One other sophisticated feature has been incorporated into the movement design of the L-evolution R, the flyback. The origins of this function trace back to time/distance calcuations by pilots. Before modern GPS systems removed the need for aviators to actually navigate with their brains (excuse the deliberately edgy commentary from an old school flight instructor), timing the course of a flight from waypoint to waypoint was required. This meant starting a chronograph upon crossing a waypoint, stopping it as the next one was reached, resetting to zero and restarting the timing in anticipation of the following waypoint. Thus, each intermediate waypoint necessitated three chronograph operations: a push of the start/stop button to stop, a push of the return to zero button to reset, and, finally, a push of the start/stop to restart. The flyback feature vastly simplifies this series of operations. A single push of the return to zero button automatically stops the running of the chronograph, resets the chronograph hands to zero, and restarts the chronograph. Thus, three button pushes are reduced to one.
Quickly, following its watchmaking debut the flyback function became prized by pilots and this aviation feature has been included in the L-evolution R.
An additional important and useful complication is offered by the L-evolution R, Blancpain’s large date module, known internally as the caliber 69. This large date construction distinguishes itself from the mainstream in that its changes occur instantly within a minute or two of midnight. It adds the further convenience of rapid correction via the crown, rather than a pusher on the side of the case.
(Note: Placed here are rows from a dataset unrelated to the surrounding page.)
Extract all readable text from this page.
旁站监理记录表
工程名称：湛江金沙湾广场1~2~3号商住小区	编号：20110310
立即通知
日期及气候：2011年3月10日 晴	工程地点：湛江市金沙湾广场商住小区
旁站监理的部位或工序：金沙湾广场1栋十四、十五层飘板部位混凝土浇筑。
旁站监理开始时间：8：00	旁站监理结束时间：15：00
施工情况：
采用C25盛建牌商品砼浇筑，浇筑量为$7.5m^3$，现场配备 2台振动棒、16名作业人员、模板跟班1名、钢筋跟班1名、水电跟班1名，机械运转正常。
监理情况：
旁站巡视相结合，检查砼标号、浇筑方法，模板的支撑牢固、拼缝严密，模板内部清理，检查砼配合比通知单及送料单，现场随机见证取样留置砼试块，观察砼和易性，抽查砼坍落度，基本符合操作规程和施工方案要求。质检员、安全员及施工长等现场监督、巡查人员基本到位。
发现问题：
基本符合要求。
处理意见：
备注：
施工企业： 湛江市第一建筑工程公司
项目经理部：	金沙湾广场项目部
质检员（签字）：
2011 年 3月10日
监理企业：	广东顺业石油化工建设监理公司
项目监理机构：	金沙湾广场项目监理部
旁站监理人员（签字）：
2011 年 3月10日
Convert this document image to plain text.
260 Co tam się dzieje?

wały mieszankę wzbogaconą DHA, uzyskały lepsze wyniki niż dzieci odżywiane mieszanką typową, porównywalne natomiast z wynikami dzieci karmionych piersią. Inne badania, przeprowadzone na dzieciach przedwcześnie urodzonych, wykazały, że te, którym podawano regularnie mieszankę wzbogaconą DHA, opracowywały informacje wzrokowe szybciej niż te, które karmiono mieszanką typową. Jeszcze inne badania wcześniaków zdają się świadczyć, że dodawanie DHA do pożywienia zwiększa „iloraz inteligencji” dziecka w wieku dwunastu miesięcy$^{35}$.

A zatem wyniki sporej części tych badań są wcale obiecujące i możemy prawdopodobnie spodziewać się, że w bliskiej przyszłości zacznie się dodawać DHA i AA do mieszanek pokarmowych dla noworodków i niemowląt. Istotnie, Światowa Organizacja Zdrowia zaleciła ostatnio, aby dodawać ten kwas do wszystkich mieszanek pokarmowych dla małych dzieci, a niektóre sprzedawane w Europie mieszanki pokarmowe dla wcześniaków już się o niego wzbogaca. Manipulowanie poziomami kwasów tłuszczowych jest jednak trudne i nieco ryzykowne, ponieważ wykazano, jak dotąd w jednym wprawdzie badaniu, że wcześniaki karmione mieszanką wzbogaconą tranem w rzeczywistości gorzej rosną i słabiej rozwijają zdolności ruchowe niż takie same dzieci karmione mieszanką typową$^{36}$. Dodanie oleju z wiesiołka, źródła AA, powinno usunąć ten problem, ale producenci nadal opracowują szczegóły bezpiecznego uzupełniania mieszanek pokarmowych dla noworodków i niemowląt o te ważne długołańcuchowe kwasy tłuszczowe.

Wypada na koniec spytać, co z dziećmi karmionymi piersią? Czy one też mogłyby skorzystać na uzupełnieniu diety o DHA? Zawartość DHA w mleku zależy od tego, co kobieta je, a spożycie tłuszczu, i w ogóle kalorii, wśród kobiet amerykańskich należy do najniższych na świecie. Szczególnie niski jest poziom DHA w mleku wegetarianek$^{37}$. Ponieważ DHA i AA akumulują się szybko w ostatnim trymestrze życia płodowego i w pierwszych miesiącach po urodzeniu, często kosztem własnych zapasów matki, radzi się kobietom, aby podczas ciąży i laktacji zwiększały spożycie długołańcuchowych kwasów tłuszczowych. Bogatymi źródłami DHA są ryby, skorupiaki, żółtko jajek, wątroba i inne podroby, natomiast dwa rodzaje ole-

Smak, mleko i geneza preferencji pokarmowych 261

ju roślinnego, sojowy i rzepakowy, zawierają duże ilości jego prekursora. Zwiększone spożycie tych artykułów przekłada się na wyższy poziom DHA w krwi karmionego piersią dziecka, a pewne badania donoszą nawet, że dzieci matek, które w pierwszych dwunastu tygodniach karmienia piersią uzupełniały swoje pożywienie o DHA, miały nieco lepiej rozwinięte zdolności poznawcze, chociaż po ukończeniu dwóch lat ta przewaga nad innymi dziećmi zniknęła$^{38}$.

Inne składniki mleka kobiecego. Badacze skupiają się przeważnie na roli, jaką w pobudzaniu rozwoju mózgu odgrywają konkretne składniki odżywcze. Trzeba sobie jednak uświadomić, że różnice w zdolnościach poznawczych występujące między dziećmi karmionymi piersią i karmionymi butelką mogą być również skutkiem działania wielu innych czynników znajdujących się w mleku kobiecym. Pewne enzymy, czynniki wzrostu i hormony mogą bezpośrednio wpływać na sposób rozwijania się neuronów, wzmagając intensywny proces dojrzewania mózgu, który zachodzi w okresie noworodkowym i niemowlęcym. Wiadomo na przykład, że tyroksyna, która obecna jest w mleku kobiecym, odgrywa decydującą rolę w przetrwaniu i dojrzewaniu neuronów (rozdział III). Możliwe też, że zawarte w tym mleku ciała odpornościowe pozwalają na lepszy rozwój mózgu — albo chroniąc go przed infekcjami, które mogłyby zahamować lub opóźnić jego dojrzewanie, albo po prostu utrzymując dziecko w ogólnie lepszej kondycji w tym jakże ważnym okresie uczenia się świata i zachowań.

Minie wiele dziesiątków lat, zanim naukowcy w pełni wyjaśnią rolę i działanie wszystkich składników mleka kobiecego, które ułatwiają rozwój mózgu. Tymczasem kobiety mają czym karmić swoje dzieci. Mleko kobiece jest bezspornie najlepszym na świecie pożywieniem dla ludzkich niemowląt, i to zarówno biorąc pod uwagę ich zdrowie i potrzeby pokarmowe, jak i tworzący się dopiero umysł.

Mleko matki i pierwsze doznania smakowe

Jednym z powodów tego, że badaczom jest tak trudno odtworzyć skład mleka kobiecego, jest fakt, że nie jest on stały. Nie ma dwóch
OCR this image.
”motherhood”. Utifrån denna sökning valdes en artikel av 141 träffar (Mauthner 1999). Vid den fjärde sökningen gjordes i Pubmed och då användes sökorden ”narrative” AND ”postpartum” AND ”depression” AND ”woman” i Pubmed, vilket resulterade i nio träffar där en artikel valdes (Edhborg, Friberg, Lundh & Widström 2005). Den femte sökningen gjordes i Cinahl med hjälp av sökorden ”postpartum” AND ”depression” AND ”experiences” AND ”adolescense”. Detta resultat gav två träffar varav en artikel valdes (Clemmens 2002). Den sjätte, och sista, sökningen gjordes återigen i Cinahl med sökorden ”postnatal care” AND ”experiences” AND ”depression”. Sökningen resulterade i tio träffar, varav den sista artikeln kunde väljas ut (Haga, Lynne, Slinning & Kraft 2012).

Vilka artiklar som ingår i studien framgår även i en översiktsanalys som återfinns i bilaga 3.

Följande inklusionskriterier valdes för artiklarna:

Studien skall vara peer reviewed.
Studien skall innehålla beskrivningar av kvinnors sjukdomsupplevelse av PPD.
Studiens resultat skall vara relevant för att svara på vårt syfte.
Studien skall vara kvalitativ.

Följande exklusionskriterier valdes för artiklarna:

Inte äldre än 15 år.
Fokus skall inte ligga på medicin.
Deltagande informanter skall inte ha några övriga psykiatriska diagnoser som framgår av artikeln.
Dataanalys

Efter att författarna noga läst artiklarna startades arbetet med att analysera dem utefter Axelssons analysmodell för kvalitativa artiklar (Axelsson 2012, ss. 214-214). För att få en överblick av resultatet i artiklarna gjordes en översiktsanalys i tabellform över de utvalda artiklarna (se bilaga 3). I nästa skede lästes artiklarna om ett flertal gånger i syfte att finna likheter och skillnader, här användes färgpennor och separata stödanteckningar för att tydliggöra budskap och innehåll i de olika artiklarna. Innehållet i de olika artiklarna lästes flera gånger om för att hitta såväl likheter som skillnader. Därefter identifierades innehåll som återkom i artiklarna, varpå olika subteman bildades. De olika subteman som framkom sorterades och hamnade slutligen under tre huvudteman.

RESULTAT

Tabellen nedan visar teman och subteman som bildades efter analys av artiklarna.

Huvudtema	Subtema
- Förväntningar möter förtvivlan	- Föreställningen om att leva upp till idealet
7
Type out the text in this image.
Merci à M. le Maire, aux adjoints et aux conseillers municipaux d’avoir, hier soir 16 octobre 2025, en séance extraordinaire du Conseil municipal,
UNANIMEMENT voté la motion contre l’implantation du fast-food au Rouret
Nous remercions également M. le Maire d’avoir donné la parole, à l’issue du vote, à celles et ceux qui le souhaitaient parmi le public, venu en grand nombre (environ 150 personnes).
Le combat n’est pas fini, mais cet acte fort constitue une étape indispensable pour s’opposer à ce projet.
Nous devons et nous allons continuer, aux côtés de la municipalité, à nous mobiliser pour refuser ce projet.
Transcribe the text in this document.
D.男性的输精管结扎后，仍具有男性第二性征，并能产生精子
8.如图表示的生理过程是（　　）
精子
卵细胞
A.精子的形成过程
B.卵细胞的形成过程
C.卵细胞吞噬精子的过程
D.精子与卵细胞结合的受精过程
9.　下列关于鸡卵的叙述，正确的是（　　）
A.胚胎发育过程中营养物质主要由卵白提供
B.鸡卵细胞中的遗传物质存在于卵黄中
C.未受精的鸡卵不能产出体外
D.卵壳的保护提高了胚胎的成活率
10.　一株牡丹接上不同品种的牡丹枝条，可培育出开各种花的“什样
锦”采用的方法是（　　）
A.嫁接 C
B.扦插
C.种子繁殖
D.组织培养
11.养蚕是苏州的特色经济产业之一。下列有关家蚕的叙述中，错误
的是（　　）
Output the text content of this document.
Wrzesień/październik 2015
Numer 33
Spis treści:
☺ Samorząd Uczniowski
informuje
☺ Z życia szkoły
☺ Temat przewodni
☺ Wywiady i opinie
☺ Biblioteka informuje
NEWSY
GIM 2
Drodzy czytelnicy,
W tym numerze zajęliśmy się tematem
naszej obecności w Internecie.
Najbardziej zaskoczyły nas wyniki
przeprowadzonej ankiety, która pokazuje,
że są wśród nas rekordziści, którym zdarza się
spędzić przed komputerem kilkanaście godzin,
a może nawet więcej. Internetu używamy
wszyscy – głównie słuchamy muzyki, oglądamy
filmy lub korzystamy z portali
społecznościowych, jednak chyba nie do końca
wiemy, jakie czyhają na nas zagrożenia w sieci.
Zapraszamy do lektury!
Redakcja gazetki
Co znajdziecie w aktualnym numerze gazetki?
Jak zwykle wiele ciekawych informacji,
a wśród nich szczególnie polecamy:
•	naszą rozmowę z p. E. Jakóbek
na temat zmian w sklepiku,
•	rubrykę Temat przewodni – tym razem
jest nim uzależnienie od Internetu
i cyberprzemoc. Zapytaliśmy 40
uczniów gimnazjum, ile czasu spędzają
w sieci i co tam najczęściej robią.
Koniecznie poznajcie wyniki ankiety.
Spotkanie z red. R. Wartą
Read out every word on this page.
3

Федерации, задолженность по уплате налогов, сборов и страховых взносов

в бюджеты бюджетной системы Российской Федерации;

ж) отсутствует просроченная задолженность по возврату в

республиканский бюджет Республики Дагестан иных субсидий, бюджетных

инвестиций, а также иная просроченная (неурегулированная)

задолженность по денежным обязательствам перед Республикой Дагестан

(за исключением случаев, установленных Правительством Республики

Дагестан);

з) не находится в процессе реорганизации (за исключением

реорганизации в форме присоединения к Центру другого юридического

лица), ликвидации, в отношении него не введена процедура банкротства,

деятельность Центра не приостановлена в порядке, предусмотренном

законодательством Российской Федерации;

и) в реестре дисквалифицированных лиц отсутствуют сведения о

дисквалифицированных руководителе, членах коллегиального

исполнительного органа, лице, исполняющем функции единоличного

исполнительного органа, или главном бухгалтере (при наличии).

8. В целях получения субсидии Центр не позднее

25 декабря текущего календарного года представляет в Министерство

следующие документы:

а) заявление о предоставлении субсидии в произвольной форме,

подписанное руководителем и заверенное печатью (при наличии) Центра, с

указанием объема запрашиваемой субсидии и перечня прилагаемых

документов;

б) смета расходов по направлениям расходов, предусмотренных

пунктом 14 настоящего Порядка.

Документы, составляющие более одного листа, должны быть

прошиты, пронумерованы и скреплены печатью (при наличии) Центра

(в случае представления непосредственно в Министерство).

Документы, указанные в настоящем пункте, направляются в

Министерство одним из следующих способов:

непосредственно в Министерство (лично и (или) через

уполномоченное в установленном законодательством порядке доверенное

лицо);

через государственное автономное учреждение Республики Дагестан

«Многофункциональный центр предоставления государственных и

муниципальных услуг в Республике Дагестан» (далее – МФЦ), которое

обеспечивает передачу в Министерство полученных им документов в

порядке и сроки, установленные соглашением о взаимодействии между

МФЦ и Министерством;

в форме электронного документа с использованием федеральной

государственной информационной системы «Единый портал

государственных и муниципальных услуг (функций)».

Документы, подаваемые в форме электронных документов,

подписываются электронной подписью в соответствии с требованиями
With this level of sophistication in the movement, Blancpain determined to unveil a new style of decoration of the bridges. Eschewing the standard côtes de Genève and perlage style, Blancpain created a new look by combining elements of two other classic watchmaking motifs: champlevé and grenaillage. The bridges are first “sculpted” removing material from the center, leaving a raised border at the edges. This is the traditional first step in champlevé decoration. Instead, however, of thereupon filling in the sculpted out center with another material— classic champlevé calling for enamel—Blancpain turned to the second motif, grenaillage. The inner surfaces are given a subtle graining, resembling a frosting. In the red gold version of the L-evolution R, the surface is gold plated; in the white gold version it is rhodium plated. In both cases the color palette of the movement resonates with the coloring of the gold elements of the case.
Carbon fiber plays an important role in the appearance of this newest member of the L-evolution Collection. The L-evolution case design allows for mixture of materials as the lugs and case back form an element distinct from other parts of the case. The integration of two separate elements brings with it a design freedom which is not ordinarily available with conventional case designs. With the L-evolution R Blancpain takes advantage of this freedom by fashioning the lugs, case sides and case backs in gold, either red or white, and the bezel out of carbon fiber. Industry mainstream carbon fiber elements, although light in weight, suffer from a degree of coarseness and fragility. Fashioned with a proprietary process, Blancpain’s carbon fiber elements avoid these perils as they are both refined and subtle in appearance and robust. Carbon fiber carries, as well, over to the dial and to inserts in the strap.
With the style echoing that of the racing Super Trofeo models which have preceded it, the L-evolution R brings a new level of sophisticated high watchmaking to the genre of sport chronographs.